Addressing the challenges of rare diseases on a global scale is an ongoing endeavor, with only a mere 10 percent of rare disease patients worldwide having access to treatment.

Though these patients constitute a minority among the broader population, the organizations representing them play a crucial role in advancing overall medicine and humanity.

There are over 1,400 rare diseases in China, with approximately 20 million patients affected. People participating in rare disease patient organizations in the nation play an important role in providing economic assistance, information services and psychological counseling. They also actively promote drug research and development, medical research and international exchanges.

Drug accessibility is a primary concern for patients grappling with rare diseases. Recent years have seen the Chinese government issue a series of favorable policies aimed at improving access to drugs for treating rare diseases. Organizations for patients with rare diseases have been encouraged to participate in drug research and development, effectively dismantling barriers in this realm.

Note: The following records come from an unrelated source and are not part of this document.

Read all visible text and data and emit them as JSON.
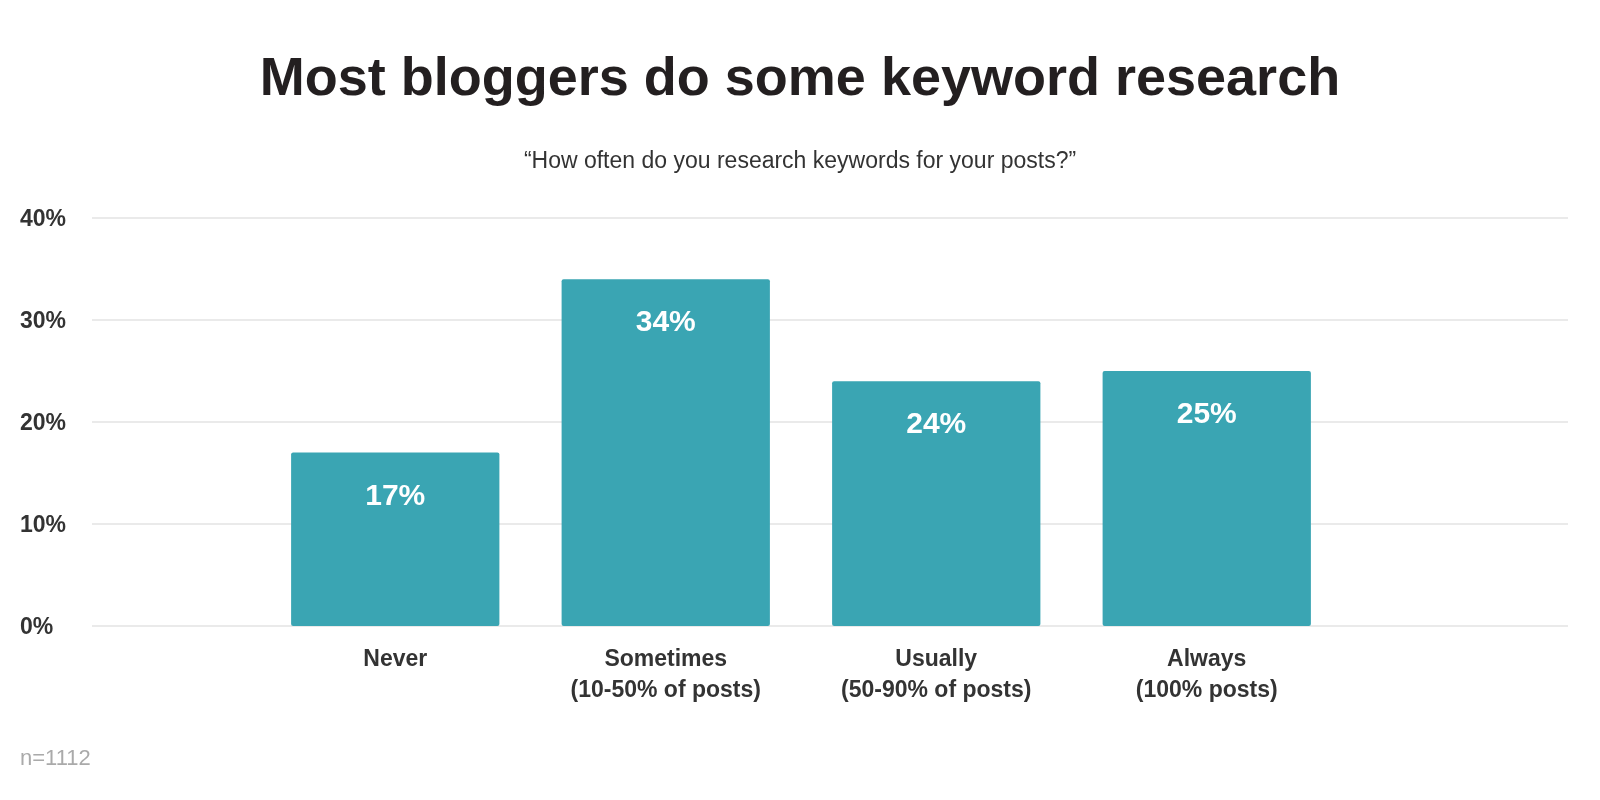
{
  "chart_data": {
    "type": "bar",
    "title": "Most bloggers do some keyword research",
    "subtitle": "“How often do you research keywords for your posts?”",
    "categories": [
      "Never",
      "Sometimes\n(10-50% of posts)",
      "Usually\n(50-90% of posts)",
      "Always\n(100% posts)"
    ],
    "values": [
      17,
      34,
      24,
      25
    ],
    "color": "#3aa5b3",
    "ylim": [
      0,
      40
    ],
    "yticks": [
      {
        "value": 0,
        "label": "0%"
      },
      {
        "value": 10,
        "label": "10%"
      },
      {
        "value": 20,
        "label": "20%"
      },
      {
        "value": 30,
        "label": "30%"
      },
      {
        "value": 40,
        "label": "40%"
      }
    ],
    "grid": "y",
    "value_labels": [
      "17%",
      "34%",
      "24%",
      "25%"
    ],
    "annotations": [
      "n=1112"
    ]
  }
}
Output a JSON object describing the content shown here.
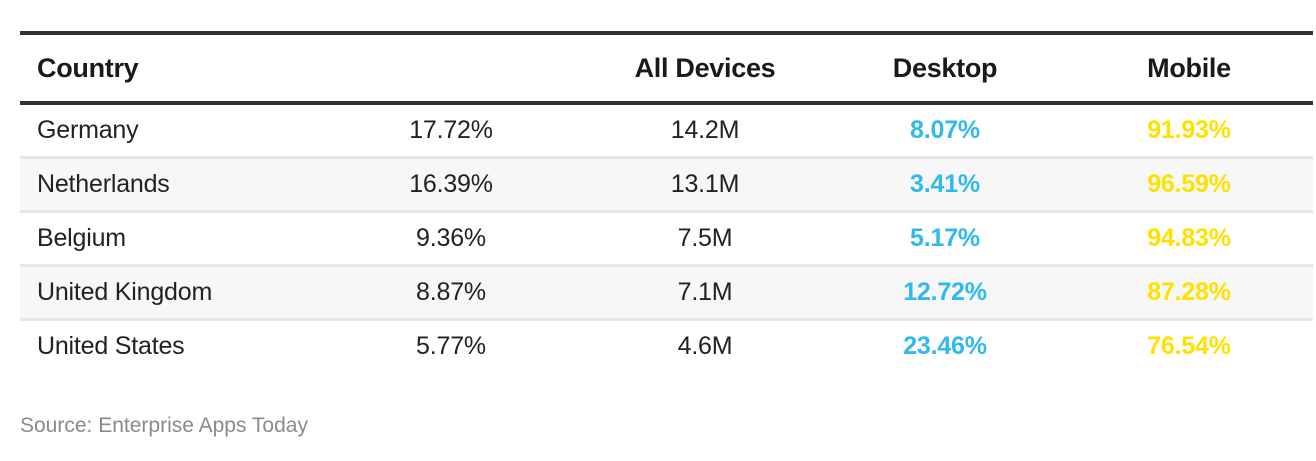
{
  "table": {
    "headers": [
      "Country",
      "",
      "All Devices",
      "Desktop",
      "Mobile"
    ],
    "rows": [
      {
        "country": "Germany",
        "share": "17.72%",
        "all_devices": "14.2M",
        "desktop": "8.07%",
        "mobile": "91.93%"
      },
      {
        "country": "Netherlands",
        "share": "16.39%",
        "all_devices": "13.1M",
        "desktop": "3.41%",
        "mobile": "96.59%"
      },
      {
        "country": "Belgium",
        "share": "9.36%",
        "all_devices": "7.5M",
        "desktop": "5.17%",
        "mobile": "94.83%"
      },
      {
        "country": "United Kingdom",
        "share": "8.87%",
        "all_devices": "7.1M",
        "desktop": "12.72%",
        "mobile": "87.28%"
      },
      {
        "country": "United States",
        "share": "5.77%",
        "all_devices": "4.6M",
        "desktop": "23.46%",
        "mobile": "76.54%"
      }
    ]
  },
  "colors": {
    "desktop": "#2fb9ef",
    "mobile": "#ffe100",
    "header_rule": "#333333",
    "row_alt": "#f7f7f7"
  },
  "footer": {
    "source": "Source: Enterprise Apps Today"
  }
}
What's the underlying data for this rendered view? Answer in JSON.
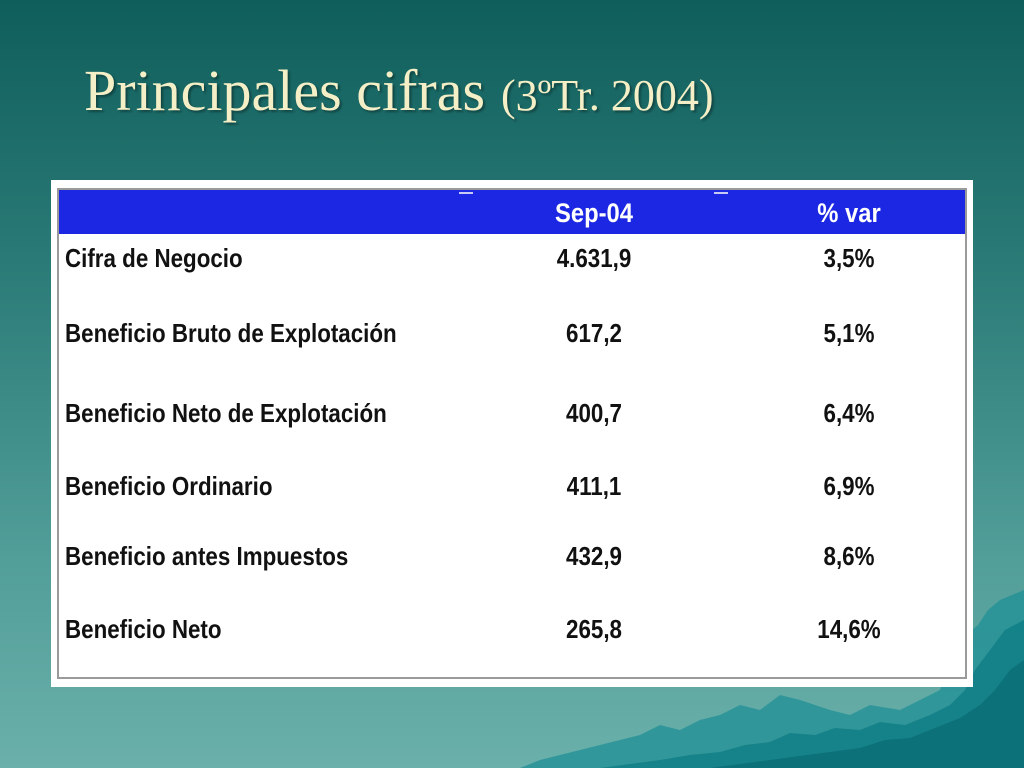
{
  "slide": {
    "title_main": "Principales cifras",
    "title_sub": "(3ºTr. 2004)"
  },
  "table": {
    "headers": {
      "label": "",
      "value": "Sep-04",
      "variation": "% var"
    },
    "rows": [
      {
        "label": "Cifra de Negocio",
        "value": "4.631,9",
        "variation": "3,5%"
      },
      {
        "label": "Beneficio Bruto de Explotación",
        "value": "617,2",
        "variation": "5,1%"
      },
      {
        "label": "Beneficio Neto de Explotación",
        "value": "400,7",
        "variation": "6,4%"
      },
      {
        "label": "Beneficio Ordinario",
        "value": "411,1",
        "variation": "6,9%"
      },
      {
        "label": "Beneficio antes Impuestos",
        "value": "432,9",
        "variation": "8,6%"
      },
      {
        "label": "Beneficio Neto",
        "value": "265,8",
        "variation": "14,6%"
      }
    ]
  },
  "colors": {
    "background_top": "#0f5e5b",
    "background_bottom": "#6bb0aa",
    "title": "#f4efc6",
    "header_bar": "#1c27e3",
    "header_text": "#ffffff",
    "body_text": "#111111"
  }
}
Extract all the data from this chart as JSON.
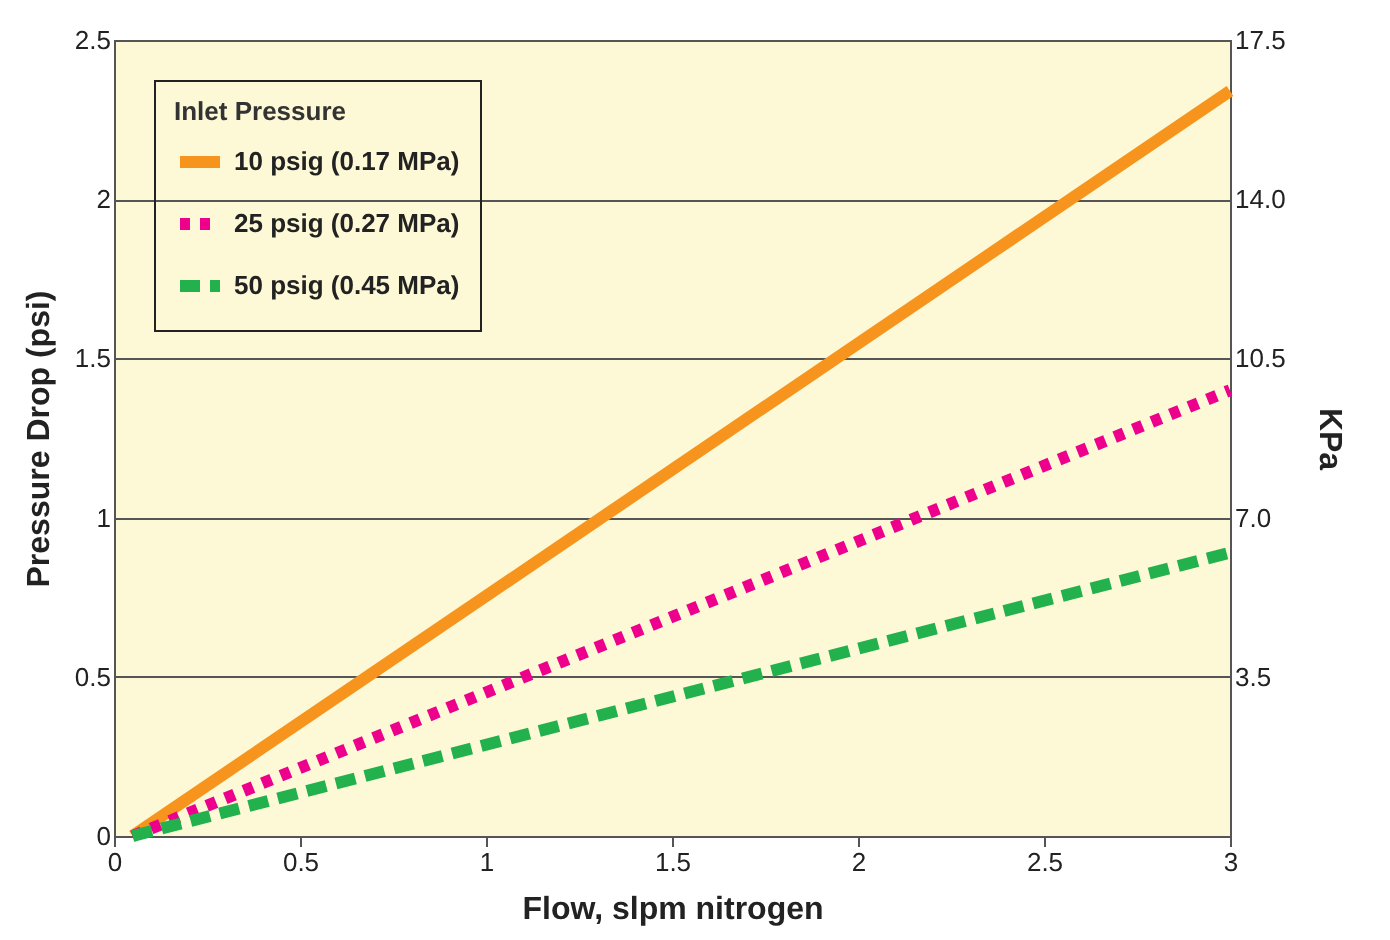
{
  "chart_data": {
    "type": "line",
    "xlabel": "Flow, slpm nitrogen",
    "ylabel": "Pressure Drop (psi)",
    "y2label": "KPa",
    "legend_title": "Inlet Pressure",
    "legend": "top left",
    "grid": "y",
    "marker": "none",
    "xlim": [
      0,
      3
    ],
    "xticks": [
      0,
      0.5,
      1,
      1.5,
      2,
      2.5,
      3
    ],
    "ylim": [
      0,
      2.5
    ],
    "yticks": [
      0,
      0.5,
      1,
      1.5,
      2,
      2.5
    ],
    "y2lim": [
      0,
      17.5
    ],
    "y2ticks": [
      3.5,
      {
        "value": 7,
        "label": "7.0"
      },
      10.5,
      {
        "value": 14,
        "label": "14.0"
      },
      17.5
    ],
    "x": [
      0.05,
      3
    ],
    "series": [
      {
        "name": "10 psig (0.17 MPa)",
        "color": "#f7941d",
        "line_style": "solid",
        "values": [
          0,
          2.34
        ]
      },
      {
        "name": "25 psig (0.27 MPa)",
        "color": "#ec008c",
        "line_style": "dotted",
        "values": [
          0,
          1.4
        ]
      },
      {
        "name": "50 psig (0.45 MPa)",
        "color": "#22b14c",
        "line_style": "dashed",
        "values": [
          0,
          0.89
        ]
      }
    ]
  }
}
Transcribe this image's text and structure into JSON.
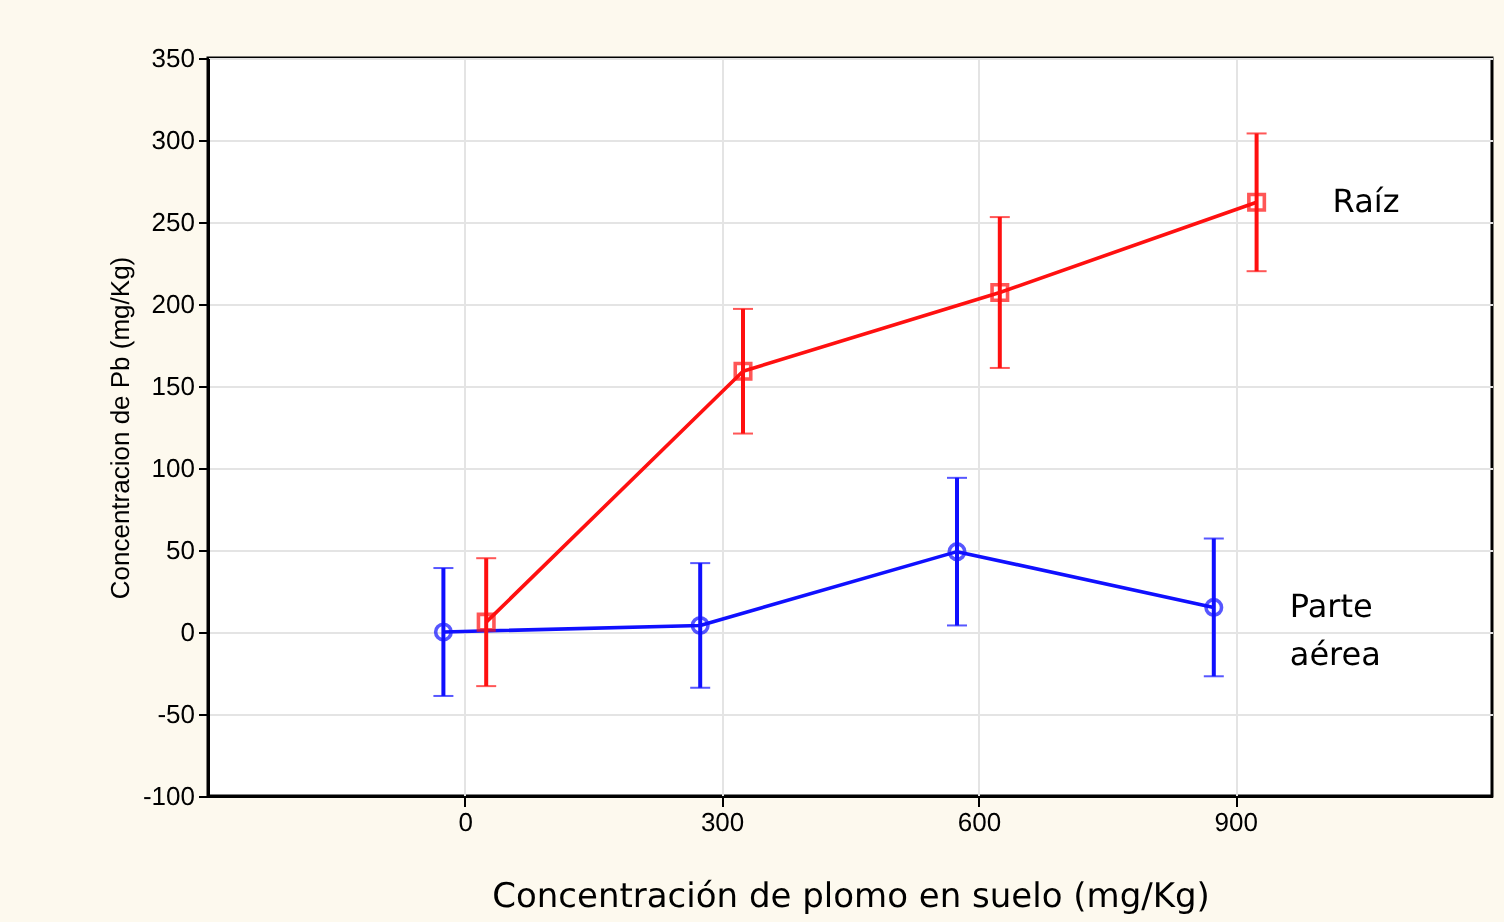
{
  "chart_data": {
    "type": "line",
    "xlabel": "Concentración de plomo en suelo (mg/Kg)",
    "ylabel": "Concentracion de Pb (mg/Kg)",
    "xlim": [
      -300,
      1200
    ],
    "xticks": [
      0,
      300,
      600,
      900
    ],
    "ylim": [
      -100,
      350
    ],
    "yticks": [
      -100,
      -50,
      0,
      50,
      100,
      150,
      200,
      250,
      300,
      350
    ],
    "grid": true,
    "legend": false,
    "series": [
      {
        "name": "Raíz",
        "color": "#ff1010",
        "marker": "square",
        "x": [
          25,
          325,
          625,
          925
        ],
        "values": [
          6,
          159,
          207,
          262
        ],
        "errors": [
          39,
          38,
          46,
          42
        ]
      },
      {
        "name": "Parte aérea",
        "color": "#1010ff",
        "marker": "circle",
        "x": [
          -25,
          275,
          575,
          875
        ],
        "values": [
          0,
          4,
          49,
          15
        ],
        "errors": [
          39,
          38,
          45,
          42
        ]
      }
    ]
  }
}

In the early stages of research and development, these organizations play a crucial role in collecting real-world evidence, thereby enhancing experimental designs. For example, the Hyacinth Huntington's Disease Care Center has fostered collaboration between Chinese experts and the world's largest clinical research platform for Huntington's disease, Enroll-HD, leading to joint research and development initiatives.

During clinical research phases, patient organizations aid in the swift recruitment of eligible patients. Lymphoma Home, for instance, modified recruitment criteria to expedite patient enrollment in a clinical study, showcasing its vital role in streamlining the research process.

In subsequent drug review and marketing stages, these organizations provide vital information concerning drug efficacy, safety and financial implications. Notably, their surveys on patient quality of life and economic burdens, such as the work conducted by Lymphoma Home, contribute robust data for assessing patient affordability. This not only bolsters the confidence of pharmaceutical manufacturers in research and development, but also informs government regulatory authorities' decision-making processes.

The treatment of rare diseases in China extends beyond Western medicine, encompassing various methodologies such as traditional Chinese medicine and ethnic medicine. Successful treatment plans are shared within patient organizations, prompting innovative approaches. For example, one patient's belief in the efficacy of Tibetan medicine for her son's rare blood disorder highlights the potential for exploration within the medical community.

Patients' organizations also play a key role in recruiting candidates to participate in drug efficacy and safety experiments. This aims to unlock the potential of traditional medicine in treating rare diseases, thereby contributing a distinct Chinese perspective to global medicine. Given the rarity and dispersion of rare disease patients among various ethnic groups in China, their participation in drug research holds the promise of benefiting rare disease patients worldwide.

China is home to nongovernmental organizations dedicated to nurturing and supporting patient organizations focused on rare diseases. A notable example is the Patient Community Organization Cultivation Plan, which over the past 12 years has been pivotal in increasing the number of rare disease patient organizations in China from a mere 19 to over 100, covering more than 80 types of disease. These patient organizations are enthusiastic about engaging in global knowledge exchange.

The annual China Rare Disease Summit Forum, established in 2012, serves as a crucial platform for fostering international collaboration in the rare disease field. These collective efforts not only raise awareness about these conditions, but also contribute significantly to the betterment of humanity.

Chinese organizations dedicated to rare disease research and advocacy are making remarkable strides in addressing the unique challenges faced by patients with rare diseases. Through active involvement in research, development and international cooperation, these organizations are not only reshaping the landscape of rare disease treatment, but are also enriching global medical knowledge.

On a global scale, such organizations have explored new avenues for participation in the health sector, developed innovative intervention approaches, acted as mediators among diverse stakeholders and promoted cross-border collaboration, continuously advancing the prevention and treatment of rare diseases.

These organizations for patients in China actively participate in fields that were once the exclusive domain of medical experts and professionals, and they are gaining policy support, legal recognition and acclaim in various sectors. Through their data, information and resources, they are enhancing public understanding of rare diseases, thereby benefiting humanity.

The author is an associate researcher at Tsinghua University's School of Social Sciences. The views do not necessarily reflect those of China Daily.